Tearing apart the vacuum of space
Extreme Light Infrastructure laser to produce Sun-like intensities
Physicists are proposing an experiment that will require the world’s most powerful laser. The Extreme Light Infrastructure (ELI) Ultra-High Field Facility is touted to produce a laser so powerful that it would be able to pull together the fabric of space, vacuums.
A vacuum is generally believed to be a volume of space that contains no matter. The gaseous pressure of a vacuum is typically much less than atmospheric pressure, leaving it essentially empty of matter. A perfect vacuum with no particles in it at all, however, is virtually impossible to achieve in practice. Vacuums are said to be permeated with extremely small particles of matter and antimatter known as ghost particles, which are shrouded with mystery and pop in and out of existence so fast that no-one has been able to prove that they exist. The experiment involves combining ten lasers to generate a super-laser which will then create an intense electrical field separating the ghost particles. This will prevent them from annihilating long enough to be detected.

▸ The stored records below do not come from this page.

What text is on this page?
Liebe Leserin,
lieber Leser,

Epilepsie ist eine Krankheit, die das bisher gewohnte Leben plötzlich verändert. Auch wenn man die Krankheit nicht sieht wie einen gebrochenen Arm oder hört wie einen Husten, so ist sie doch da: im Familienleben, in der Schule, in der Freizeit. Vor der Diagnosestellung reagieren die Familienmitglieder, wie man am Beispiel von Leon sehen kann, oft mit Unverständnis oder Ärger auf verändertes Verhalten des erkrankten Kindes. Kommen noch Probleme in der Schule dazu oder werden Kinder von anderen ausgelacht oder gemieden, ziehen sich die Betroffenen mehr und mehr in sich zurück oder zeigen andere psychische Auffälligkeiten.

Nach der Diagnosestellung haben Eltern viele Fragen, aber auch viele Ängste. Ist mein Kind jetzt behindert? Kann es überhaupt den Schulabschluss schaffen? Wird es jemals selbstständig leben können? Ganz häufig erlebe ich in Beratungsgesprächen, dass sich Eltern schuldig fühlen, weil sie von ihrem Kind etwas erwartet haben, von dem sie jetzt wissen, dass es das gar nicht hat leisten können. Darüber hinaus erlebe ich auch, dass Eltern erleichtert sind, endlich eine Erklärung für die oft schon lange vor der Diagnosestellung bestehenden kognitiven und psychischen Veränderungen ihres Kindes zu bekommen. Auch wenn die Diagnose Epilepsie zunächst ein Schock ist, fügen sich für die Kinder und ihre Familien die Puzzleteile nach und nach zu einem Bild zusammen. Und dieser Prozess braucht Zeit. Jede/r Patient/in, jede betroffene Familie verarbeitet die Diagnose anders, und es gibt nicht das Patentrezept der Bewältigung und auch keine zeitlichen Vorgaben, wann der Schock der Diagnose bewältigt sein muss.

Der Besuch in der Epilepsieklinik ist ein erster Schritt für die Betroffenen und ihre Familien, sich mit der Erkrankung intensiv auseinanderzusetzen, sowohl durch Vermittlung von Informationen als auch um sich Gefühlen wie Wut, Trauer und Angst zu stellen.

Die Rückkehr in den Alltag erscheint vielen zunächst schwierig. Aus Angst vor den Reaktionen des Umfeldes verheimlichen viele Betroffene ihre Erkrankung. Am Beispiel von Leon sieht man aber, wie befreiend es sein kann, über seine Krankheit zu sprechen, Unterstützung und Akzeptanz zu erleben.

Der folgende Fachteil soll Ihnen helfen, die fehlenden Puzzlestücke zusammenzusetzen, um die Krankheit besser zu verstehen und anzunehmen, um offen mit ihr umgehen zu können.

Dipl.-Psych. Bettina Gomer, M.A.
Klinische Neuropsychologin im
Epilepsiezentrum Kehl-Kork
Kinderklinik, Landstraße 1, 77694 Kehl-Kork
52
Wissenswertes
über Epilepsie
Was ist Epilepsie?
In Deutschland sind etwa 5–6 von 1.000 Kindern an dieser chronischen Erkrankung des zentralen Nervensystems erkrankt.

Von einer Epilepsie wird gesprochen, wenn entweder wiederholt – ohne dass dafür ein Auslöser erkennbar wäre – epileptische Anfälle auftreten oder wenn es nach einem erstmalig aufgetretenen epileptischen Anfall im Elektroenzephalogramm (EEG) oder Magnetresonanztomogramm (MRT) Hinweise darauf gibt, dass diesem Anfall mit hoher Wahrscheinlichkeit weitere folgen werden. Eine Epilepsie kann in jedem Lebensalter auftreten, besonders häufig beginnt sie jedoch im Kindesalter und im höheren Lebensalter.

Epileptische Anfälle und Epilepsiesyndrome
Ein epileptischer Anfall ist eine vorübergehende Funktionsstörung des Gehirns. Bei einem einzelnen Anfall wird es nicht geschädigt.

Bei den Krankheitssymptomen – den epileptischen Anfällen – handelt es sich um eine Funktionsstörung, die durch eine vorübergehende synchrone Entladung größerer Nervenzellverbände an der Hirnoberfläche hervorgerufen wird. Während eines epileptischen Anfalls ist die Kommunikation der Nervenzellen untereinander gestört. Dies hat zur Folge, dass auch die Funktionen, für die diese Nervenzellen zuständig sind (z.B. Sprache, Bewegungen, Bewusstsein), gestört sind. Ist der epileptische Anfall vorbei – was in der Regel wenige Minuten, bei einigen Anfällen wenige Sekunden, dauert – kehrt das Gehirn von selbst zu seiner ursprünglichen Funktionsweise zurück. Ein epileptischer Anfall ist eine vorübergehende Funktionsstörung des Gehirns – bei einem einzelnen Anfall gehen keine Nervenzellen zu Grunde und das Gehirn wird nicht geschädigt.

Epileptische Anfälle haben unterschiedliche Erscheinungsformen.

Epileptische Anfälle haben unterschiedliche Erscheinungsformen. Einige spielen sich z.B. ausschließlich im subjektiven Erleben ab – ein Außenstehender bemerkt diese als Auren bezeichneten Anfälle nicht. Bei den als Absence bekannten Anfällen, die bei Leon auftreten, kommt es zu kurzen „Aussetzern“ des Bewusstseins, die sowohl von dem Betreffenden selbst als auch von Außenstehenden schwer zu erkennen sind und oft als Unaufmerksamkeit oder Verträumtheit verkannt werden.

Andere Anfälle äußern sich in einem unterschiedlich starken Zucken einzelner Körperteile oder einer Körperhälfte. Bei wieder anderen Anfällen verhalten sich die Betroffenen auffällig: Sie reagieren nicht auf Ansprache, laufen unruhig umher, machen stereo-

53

Scientists believe this will also allow them to gain further insight into extra dimensions. Professor John Collier, director of the Central Laser Facility at the Rutherford Appleton Laboratory in Oxfordshire and a leader of the ELI project, said that “this laser will be 200 times more powerful than the most powerful lasers that currently exist. At this kind of intensity we start to get into unexplored territory as it is an area of physics that we have never been before.”
The laser’s intensity is equivalent to the power received by the Earth from the Sun focused onto a point smaller than the tip of a pin. At around 200 petawatts of power, it will boast more than 100,000 times the power of the world’s combined electricity production for less than a trillionth of a second. The ELI Ultra-High Field laser is due to be completed at the end of the decade with a total cost of an estimated £1 billion. The United Kingdom is among several countries hoping to host the laser.
Plans to build three lasers to form part of the ELI project and serve as prototypes for the Ultra-High Field laser have been approved this year by the European Union. They will be based in the Czech Republic, Hungary and Romania. Each have a cost of approximately £200 million and are due to become operational in 2015, with the final ten beams each being twice as powerful as these prototypes. The experiment, after pulling the annihilating particles apart long enough to be detected, may help explain the mystery of why the universe contains far more matter than antimatter. “We are taught to think of the vacuum as empty space, but it seems even a true vacuum is filled with pairs of molecules that come into our universe for an extremely short time”, Professor Wolfgang Sandner, president of the German Physics Society commented.
Dr Thomas Heinzl, a professor of theoretical physics at Plymouth University, said that “ELI is going to take us into an uncharted regime of physics” and that “there could well be surprises along the way.”